Jurisdiction? Section 32(2) unequivocally bars Magistrates for Chapter IV offences; Section 36-A explicitly excludes Sessions/Special Court cases. The High Court's reliance on Union of India v. Ashok Kumar Sharma (2021) 12 SCC 674 stood unchallenged in context.

Parsing Provisions: Why Sessions Court Trumps All

The Court meticulously dissected the Act. Section 18(a)(vi) prohibits manufacturing/selling drugs contravening Chapter IV or Rules—like Schedule M 's documentation mandates (Clause 12) and Schedule U 's raw material/batch records. Violations, including those alleged (discrepancies, tampering, misuse), trigger Section 27(d) 's 1-2 year penalty, filing within three years under CrPC . The 2 years 6 months timeline cleared it.

Distinguishing precedents: Unlike Miteshbhai and Cheminova , where complaints lagged beyond three years, here it was timely.
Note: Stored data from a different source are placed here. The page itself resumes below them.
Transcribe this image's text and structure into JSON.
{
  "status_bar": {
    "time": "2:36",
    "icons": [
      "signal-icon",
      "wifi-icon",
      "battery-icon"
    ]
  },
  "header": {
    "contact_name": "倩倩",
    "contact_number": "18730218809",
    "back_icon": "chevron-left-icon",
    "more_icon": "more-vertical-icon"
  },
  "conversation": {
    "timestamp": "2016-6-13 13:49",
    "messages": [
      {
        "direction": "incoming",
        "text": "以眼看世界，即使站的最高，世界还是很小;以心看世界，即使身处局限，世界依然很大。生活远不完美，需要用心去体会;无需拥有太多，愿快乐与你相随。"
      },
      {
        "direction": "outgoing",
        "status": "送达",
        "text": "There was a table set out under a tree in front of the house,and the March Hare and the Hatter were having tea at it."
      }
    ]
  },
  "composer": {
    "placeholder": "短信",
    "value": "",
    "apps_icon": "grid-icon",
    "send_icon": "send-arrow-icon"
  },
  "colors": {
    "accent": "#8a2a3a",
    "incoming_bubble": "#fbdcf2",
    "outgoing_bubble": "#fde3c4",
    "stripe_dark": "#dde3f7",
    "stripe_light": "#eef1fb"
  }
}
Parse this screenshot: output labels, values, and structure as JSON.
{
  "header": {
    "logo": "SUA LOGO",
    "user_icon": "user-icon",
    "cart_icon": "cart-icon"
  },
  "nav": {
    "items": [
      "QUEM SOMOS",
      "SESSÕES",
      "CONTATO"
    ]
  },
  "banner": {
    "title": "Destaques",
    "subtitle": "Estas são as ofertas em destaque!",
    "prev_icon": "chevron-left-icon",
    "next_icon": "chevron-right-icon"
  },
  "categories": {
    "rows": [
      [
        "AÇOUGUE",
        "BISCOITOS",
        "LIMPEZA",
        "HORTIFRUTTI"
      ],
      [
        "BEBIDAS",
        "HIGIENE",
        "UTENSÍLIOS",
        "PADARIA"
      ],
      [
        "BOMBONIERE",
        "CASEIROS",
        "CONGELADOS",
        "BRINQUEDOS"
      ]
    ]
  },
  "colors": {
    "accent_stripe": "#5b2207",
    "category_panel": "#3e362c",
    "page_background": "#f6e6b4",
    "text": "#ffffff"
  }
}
On jurisdiction, Section 32(2) ( "no court inferior to... Sessions" ) overrides; Section 36-A carves out exclusions for Sessions/Special Courts under 36-AB (adulterated/spurious focus notwithstanding). Cognizance / committal orders referenced 27(d) sufficiently, clerical slips aside.

As LiveLaw reported, the bench underscored: Chapter IV's rigour demands Sessions-level scrutiny, aligning with the Act's public health safeguards.

Key Observations

"From the aforesaid provisions... no person can manufacture... any drug or cosmetic in contravention of any provisions of Chapter IV or any Rule made thereunder." (Para 23)

"Thus, when the allegations are levelled for commission of the offence punishable under Section 18(a)(vi) of the Act, the same is punishable under Section 27(d) of the Act." (Para 27)

" Section 36-A specifically excludes the offences triable by the Special Court under Section 36-AB or Court of Sessions under this Act from the purview of Section 36-A ." (Para 32(ii))

"Hence, learned JMFC has rightly committed the case to the Court of Sessions and thereby has not committed illegality." (Para 32(iii))

Appeal Dismissed: Proceedings March On

The Court dismissed the appeal, affirming the High Court's refusal to quash. No interference warranted.

This ruling fortifies prosecutorial timelines and jurisdictional silos in drug law enforcement, ensuring minor-seeming record slips in manufacturing don't evade Sessions oversight. Pharma firms must now brace for escalated scrutiny, with Magistrates sidelined for Chapter IV matters—potentially streamlining serious cases while upholding accountability in a sector prone to misuse.